Pavemetrics Sys. v. Tetra Tech
2021 U.S. Dist. LEXIS 117651 (C.D. Cal. 2021)
In this case, Tetra Tech moved for a preliminary injunction to enjoin Pavemetrics from importing, using, and selling their “Laser Rail Inspection System” (LRAIL) products on the grounds of patent infringement. Tetra Tech’s ‘293 patent generally relates to a three-dimensional railway track inspection and assessment system that collects and processes data during and/or after a high speed assessment of a railway track. In 2018, Pavemetrics began developing AI-based deep learning algorithms using convolutional neural networks to identify defects in railway tracks in their LRAIL products.
Ultimately, the District Court concluded that Tetra Tech could not demonstrate a likelihood of success for a preliminary injunction because of substantial questions regarding infringement and invalidity. With regard to infringement, the Court noted that substantial questions remain because Tetra Tech relies on the “gradient neighborhood” limitation being reflected on a prior design of Pavemetrics’s LRAIL product from two years prior to the issuance of the asserted patent. At that time, Pavemetrics significantly changed how LRAIL processed data when it switched to detecting missing features using deep neural networks. The Court agreed that Tetra Tech had not provided sufficient evidence to indicate Pavemetrics’s “deep neural network” design within the current product meets the “moving gradient neighborhood like a sliding window over the 3D elevation data using the processor,” as recited in claim 1.

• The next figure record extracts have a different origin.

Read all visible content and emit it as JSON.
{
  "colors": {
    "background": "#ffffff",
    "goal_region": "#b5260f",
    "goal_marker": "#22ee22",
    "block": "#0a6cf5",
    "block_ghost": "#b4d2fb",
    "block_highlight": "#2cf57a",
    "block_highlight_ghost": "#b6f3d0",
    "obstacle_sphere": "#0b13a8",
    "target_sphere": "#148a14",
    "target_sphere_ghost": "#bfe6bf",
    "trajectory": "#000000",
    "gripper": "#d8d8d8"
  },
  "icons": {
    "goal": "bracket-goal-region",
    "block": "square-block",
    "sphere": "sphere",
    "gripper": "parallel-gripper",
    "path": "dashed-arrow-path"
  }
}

With regard to invalidity, the Court determined there are substantial questions because Pavemetrics alleged that one of its prior designs anticipates claim 1 of Tetra Tech’s ‘293 Patent. For these reasons, the Court denied the motion for preliminary injunction.
IBM v. Zillow Grp., Inc.
2022 U.S. Dist. Lexis 41831 (W. D. Wash. 2022)
In this case, Zillow filed a motion to dismiss IBM’s claims of patent infringement on the grounds of ineligible subject matter under 35 U.S.C § 101. The ‘676 patent generally relates to a method of annotating response sets via an adaptive algorithm and the supplied annotations are used for a visualization system that present resource response results. In the specification, the ‘676 patent states that the “system discovers contexts and context attributes among users which can be used predictively,” by using “a highly specialized and optimized combination of supervised & unsupervised logic along with” automated entry of learned results. Col. 19, Lines 39-44.

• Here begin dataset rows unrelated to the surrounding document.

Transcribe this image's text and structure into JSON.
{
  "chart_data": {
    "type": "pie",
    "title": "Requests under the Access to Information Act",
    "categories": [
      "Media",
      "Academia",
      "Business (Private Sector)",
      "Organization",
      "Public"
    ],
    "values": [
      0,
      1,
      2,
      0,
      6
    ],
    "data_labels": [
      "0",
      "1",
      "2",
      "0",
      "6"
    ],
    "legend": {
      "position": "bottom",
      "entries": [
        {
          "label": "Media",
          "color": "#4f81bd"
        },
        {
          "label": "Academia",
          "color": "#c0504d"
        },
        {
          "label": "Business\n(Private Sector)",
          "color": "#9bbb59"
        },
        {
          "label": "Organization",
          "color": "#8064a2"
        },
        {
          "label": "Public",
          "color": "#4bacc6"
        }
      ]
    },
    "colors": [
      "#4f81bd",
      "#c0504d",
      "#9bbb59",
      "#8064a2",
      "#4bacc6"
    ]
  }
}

Although the specification of the ‘676 Patent appears to describe improvements relating to computer and/or search engine functionality, the Court focused on the subject matter recited in the claims for step one of the Alice inquiry. The Court found that the claimed subject matter was directed to an abstract idea because the claim language was result-oriented and recited a process that could be performed with a pen and paper. The claims failed to recite the inner functionality of the invention.

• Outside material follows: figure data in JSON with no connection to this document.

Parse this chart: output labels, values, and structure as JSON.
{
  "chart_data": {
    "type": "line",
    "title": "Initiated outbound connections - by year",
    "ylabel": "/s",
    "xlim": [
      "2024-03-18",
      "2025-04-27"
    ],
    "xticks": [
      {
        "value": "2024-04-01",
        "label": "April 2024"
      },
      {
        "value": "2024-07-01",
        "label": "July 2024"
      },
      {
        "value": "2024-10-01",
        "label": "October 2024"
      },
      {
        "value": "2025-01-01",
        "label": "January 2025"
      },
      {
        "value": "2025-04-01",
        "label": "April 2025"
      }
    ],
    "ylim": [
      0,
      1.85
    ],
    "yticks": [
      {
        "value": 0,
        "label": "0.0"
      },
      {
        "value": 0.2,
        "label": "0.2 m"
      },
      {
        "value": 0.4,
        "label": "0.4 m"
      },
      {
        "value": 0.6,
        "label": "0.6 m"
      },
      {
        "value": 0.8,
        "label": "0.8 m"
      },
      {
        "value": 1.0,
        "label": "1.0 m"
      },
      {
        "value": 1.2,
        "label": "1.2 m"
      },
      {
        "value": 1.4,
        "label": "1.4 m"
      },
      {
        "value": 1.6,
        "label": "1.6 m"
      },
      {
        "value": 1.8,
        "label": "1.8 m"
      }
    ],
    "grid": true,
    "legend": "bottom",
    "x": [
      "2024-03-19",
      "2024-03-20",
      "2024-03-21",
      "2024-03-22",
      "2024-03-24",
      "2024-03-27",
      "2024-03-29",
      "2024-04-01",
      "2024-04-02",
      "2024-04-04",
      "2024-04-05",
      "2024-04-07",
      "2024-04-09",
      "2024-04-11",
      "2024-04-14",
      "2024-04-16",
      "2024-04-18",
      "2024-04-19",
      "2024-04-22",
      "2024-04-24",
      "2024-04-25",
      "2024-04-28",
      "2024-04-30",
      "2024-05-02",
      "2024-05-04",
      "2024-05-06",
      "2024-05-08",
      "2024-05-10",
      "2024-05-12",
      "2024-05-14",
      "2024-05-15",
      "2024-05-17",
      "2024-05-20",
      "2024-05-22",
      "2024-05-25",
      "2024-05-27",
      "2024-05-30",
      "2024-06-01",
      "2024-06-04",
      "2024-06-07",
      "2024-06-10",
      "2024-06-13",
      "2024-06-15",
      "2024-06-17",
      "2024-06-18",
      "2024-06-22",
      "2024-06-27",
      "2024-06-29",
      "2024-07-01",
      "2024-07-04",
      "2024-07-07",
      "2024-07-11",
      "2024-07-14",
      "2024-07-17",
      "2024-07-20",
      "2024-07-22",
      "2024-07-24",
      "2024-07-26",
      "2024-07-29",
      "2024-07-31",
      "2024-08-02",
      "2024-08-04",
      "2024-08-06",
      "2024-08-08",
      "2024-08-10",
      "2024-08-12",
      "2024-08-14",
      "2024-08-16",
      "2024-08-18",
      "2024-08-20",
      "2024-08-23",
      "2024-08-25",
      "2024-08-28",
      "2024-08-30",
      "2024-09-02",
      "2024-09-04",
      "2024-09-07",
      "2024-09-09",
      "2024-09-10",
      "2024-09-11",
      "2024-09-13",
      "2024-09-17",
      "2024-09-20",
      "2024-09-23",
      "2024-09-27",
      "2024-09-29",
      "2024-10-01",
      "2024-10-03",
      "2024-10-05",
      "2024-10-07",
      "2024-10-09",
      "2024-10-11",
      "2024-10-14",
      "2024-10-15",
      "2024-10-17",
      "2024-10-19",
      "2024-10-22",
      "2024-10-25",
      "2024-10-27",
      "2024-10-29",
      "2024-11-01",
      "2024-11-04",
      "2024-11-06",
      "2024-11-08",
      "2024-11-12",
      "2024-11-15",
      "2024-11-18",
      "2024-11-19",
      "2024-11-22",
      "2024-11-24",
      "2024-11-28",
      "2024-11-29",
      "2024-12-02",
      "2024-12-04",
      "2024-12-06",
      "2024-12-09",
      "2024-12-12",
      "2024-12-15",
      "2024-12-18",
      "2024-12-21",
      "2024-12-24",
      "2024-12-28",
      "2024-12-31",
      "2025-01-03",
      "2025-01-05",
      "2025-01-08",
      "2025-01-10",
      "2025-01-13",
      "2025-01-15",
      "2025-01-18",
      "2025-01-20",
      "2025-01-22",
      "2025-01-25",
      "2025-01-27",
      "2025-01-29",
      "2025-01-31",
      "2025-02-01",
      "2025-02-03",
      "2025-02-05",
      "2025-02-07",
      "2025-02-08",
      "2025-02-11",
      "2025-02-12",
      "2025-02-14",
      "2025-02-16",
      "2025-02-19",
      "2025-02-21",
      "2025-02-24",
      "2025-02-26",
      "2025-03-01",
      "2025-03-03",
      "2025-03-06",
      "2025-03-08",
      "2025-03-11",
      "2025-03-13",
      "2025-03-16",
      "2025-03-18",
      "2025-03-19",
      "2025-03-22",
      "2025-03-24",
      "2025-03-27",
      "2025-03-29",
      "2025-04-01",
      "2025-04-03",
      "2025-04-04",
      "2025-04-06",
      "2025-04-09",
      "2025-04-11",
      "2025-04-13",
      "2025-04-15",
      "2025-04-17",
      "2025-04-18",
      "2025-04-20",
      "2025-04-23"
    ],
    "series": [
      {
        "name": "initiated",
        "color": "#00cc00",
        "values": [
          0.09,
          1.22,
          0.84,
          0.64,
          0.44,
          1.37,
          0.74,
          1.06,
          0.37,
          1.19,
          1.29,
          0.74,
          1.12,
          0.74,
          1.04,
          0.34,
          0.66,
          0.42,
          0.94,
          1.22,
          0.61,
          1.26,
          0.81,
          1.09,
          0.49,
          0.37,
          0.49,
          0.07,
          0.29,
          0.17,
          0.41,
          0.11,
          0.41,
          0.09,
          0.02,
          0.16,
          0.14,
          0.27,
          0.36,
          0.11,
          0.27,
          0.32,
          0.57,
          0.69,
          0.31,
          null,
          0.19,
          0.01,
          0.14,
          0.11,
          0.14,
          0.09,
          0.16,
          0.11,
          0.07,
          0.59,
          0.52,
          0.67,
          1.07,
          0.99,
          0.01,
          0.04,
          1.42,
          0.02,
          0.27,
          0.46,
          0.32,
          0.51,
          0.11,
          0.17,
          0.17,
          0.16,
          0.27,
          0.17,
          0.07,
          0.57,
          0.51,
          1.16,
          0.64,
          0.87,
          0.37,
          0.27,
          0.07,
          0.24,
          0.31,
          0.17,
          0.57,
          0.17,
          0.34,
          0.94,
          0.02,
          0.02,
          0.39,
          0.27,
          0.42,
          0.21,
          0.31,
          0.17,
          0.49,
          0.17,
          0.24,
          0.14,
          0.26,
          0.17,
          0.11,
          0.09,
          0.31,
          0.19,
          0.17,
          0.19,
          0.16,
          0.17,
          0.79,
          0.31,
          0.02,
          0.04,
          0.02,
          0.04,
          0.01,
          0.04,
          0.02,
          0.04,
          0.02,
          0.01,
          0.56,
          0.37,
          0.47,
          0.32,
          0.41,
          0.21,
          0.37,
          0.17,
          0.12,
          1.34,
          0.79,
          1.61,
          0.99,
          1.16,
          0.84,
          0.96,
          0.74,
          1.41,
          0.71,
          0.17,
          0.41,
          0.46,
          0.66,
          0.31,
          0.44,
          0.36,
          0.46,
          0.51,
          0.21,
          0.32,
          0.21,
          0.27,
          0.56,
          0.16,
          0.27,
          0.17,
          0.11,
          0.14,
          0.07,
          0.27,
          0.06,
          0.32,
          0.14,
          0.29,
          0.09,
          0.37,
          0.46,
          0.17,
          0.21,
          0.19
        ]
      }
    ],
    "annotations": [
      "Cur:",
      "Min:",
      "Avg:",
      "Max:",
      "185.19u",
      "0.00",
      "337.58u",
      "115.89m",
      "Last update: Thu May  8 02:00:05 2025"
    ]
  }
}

Under Alice step two, the Court concluded that the claims failed to satisfy the second Prong of the test for a couple of reasons. First, the specification failed to provide a description of the alleged inventive concepts offered by IBM. Second, the Court determined that the claims in the ‘676 patent do not provide a specific, discrete implementation of the abstract ideas for applying and ordering an annotation function, mapping the user context vector with the resource response set, or generating an annotated response set. Accordingly, the Court concluded the ‘676 Patent is invalid under 101 and the related patent infringement count is dismissed for failing to state a claim upon which relief can be granted.